Naught is beyond Bliss.- Aleister Crowley, in The Book of Lies (1913), 3 : The Oyster
- As far as I'm concerned we are all God
That's the difference
If you really think another guy is God he doesn't lock you upFunny about that.
- Ram Dass, in Be Here Now (1971), contrasting the attitude of those who think they are especially "divine" and thus believe other people "owe" them deference — and those who think all are divine manifestions of "The All", and thus are respectful of others and their rights.
- The All which is beyond comprehension — the All which is perpetually discovered, yet undiscovered: sexual, sweet, Alive!
- E. E. Cummings, in Him (1927)
- There are many stories in Twin Peaks — some of them are sad, some funny. Some of them are stories of madness, of violence. Some are ordinary. Yet they all have about them a sense of mystery — the mystery of life. Sometimes, the mystery of death. The mystery of the woods. The woods surrounding Twin Peaks. To introduce this story, let me just say it encompasses the All — it is beyond the "Fire", though few would know that meaning. It is a story of many, but begins with one — and I knew her. The one leading to the many is Laura Palmer. Laura is the one.
- Mark Frost and David Lynch in the Pilot episode of Twin Peaks (8 April 1990)
- To a person whose transfigured and transfiguring mind can see the All in every this, the first-rateness or tenth-rateness of even a religious painting will be a matter of the most sovereign indifference.
- Aldous Huxley, in The Doors of Perception (1954)
- It soared, a bird, it held its flight, a swift pure cry, soar silver orb it leaped serene, speeding, sustained, to come, don't spin it out too long long breath he breath long life, soaring high, high resplendent, aflame, crowned, high in the effulgence symbolistic, high, of the ethereal bosom, high, of the high vast irradiation everywhere all soaring all around about the all, the endlessnessnessness...
- James Joyce in Ulysses (1922), Ch. 11: Sirens
- We are all by nature so closely dependent on the heavens and the gods that are visible therein, that even if any man conceives of another god besides these, he in every case assigns to him the heavens as his dwelling-place; not that he thereby separates him from the earth, but he so to speak establishes the King of the All in the heavens as in the most honourable place of all, and conceives of him as overseeing from there the affairs of this world.
- While All is in THE ALL, it is equally true that THE ALL is in All. To him who truly understands this truth hath come great knowledge.
- The Kybalion : A Study of The Hermetic Philosophy of Ancient Egypt and Greece (1908) by The Three Initiates, Ch. VII (online 1912 edition)
- Inconceiveable as it seems to ordinary reason, you — and all other conscious beings as such — are all in all. Hence, this life of yours... is, in a certain sense, the whole.

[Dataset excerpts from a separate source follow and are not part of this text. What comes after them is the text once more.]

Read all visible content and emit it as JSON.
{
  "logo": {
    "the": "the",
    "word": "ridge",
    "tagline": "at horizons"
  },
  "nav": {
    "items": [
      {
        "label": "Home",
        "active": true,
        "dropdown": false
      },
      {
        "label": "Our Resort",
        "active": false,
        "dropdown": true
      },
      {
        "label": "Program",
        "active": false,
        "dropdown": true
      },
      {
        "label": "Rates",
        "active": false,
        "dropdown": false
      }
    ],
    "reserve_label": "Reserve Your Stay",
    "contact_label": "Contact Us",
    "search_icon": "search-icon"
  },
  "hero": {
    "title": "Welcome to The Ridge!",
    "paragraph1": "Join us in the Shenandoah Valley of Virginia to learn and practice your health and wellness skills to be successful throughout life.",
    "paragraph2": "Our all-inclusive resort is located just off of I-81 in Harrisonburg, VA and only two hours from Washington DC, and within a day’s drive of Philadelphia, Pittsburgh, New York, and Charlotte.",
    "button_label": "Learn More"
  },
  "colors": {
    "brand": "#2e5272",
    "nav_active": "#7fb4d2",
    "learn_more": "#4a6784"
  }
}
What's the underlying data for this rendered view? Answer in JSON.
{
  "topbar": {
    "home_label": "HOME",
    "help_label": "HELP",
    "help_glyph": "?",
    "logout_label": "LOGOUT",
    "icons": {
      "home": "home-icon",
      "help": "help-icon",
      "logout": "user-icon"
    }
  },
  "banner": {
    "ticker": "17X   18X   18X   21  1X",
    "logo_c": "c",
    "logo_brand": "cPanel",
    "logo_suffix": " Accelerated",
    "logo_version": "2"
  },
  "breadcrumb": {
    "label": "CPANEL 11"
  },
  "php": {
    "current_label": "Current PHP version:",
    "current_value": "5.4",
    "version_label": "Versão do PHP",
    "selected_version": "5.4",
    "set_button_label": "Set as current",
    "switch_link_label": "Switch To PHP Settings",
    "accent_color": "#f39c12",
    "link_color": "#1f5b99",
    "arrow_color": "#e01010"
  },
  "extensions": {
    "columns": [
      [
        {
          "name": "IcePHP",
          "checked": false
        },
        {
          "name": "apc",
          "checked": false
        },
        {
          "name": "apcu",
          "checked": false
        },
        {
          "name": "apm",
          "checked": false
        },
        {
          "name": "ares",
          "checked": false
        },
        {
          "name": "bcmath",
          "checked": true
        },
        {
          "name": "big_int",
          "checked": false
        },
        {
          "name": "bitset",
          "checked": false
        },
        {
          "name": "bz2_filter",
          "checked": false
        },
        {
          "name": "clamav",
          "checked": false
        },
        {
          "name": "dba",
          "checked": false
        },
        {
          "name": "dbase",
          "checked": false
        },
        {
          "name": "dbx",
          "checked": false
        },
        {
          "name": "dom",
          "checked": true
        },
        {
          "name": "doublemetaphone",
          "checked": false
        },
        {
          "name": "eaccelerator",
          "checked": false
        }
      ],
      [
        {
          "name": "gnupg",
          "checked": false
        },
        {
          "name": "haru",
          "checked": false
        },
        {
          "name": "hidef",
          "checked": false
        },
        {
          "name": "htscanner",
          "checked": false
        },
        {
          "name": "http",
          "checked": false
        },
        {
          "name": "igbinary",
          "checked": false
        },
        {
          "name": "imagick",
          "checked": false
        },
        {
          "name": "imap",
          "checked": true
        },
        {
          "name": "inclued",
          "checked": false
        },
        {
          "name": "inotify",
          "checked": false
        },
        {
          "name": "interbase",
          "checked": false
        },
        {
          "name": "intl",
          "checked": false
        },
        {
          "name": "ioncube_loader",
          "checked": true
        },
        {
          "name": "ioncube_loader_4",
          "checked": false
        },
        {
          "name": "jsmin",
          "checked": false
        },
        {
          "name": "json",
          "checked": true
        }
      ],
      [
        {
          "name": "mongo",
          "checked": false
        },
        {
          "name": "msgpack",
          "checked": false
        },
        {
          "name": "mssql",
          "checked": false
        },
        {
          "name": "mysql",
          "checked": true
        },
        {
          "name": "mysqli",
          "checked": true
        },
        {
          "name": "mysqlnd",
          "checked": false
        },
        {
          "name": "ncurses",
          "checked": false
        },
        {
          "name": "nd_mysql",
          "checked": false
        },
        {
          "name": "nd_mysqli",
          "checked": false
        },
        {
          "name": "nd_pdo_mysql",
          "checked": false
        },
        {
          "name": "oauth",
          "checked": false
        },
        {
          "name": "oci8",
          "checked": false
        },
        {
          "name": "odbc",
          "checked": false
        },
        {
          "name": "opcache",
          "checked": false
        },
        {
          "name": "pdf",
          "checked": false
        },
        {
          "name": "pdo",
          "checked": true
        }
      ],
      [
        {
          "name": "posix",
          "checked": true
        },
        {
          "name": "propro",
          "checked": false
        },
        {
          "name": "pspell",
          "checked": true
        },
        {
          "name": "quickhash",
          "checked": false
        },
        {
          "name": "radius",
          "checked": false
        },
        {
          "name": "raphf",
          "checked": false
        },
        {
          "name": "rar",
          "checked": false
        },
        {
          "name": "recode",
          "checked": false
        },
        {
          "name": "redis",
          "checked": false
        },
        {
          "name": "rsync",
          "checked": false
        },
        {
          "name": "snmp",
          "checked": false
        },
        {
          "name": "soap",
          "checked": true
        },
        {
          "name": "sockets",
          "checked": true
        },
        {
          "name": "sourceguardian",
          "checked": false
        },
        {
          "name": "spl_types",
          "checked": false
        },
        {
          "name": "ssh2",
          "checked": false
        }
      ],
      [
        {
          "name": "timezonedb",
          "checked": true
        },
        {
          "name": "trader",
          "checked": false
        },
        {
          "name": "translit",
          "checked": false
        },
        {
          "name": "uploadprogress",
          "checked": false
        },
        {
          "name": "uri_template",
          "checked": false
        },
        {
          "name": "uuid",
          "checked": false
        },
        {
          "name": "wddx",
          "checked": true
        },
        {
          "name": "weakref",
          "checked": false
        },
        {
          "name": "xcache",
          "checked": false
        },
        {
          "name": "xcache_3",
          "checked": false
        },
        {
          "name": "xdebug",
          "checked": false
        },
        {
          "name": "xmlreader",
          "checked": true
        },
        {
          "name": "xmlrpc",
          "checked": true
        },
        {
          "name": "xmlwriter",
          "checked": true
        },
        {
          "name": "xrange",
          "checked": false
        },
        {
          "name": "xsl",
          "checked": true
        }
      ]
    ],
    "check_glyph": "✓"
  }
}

- Erwin Schrödinger, as quoted in "The Mystic Vision" as translated in Quantum Questions: Mystical Writings of the World's Great Physicists (1984) edited by Ken Wilber
- Are the mystics and sages insane? Because they all tell variations on the same story, don't they? The story of awakening one morning and discovering you are one with the All, in a timeless and eternal and infinite fashion. Yes, maybe they are crazy, these divine fools. Maybe they are mumbling idiots in the face of the Abyss. Maybe they need a nice, understanding therapist. Yes, I'm sure that would help. But then, I wonder. Maybe the evolutionary sequence really is from matter to body to mind to soul to spirit, each transcending and including, each with a greater depth and greater consciousness and wider embrace. And in the highest reaches of evolution, maybe, just maybe, an individual's consciousness does indeed touch infinity — a total embrace of the entire Kosmos — a Kosmic consciousness that is Spirit awakened to its own true nature. It's at least plausible. And tell me: is that story, sung by mystics and sages the world over, any crazier than the scientific materialism story, which is that the entire sequence is a tale told by an idiot, full of sound and fury, signifying absolutely nothing? Listen very carefully: just which of those two stories actually sounds totally insane?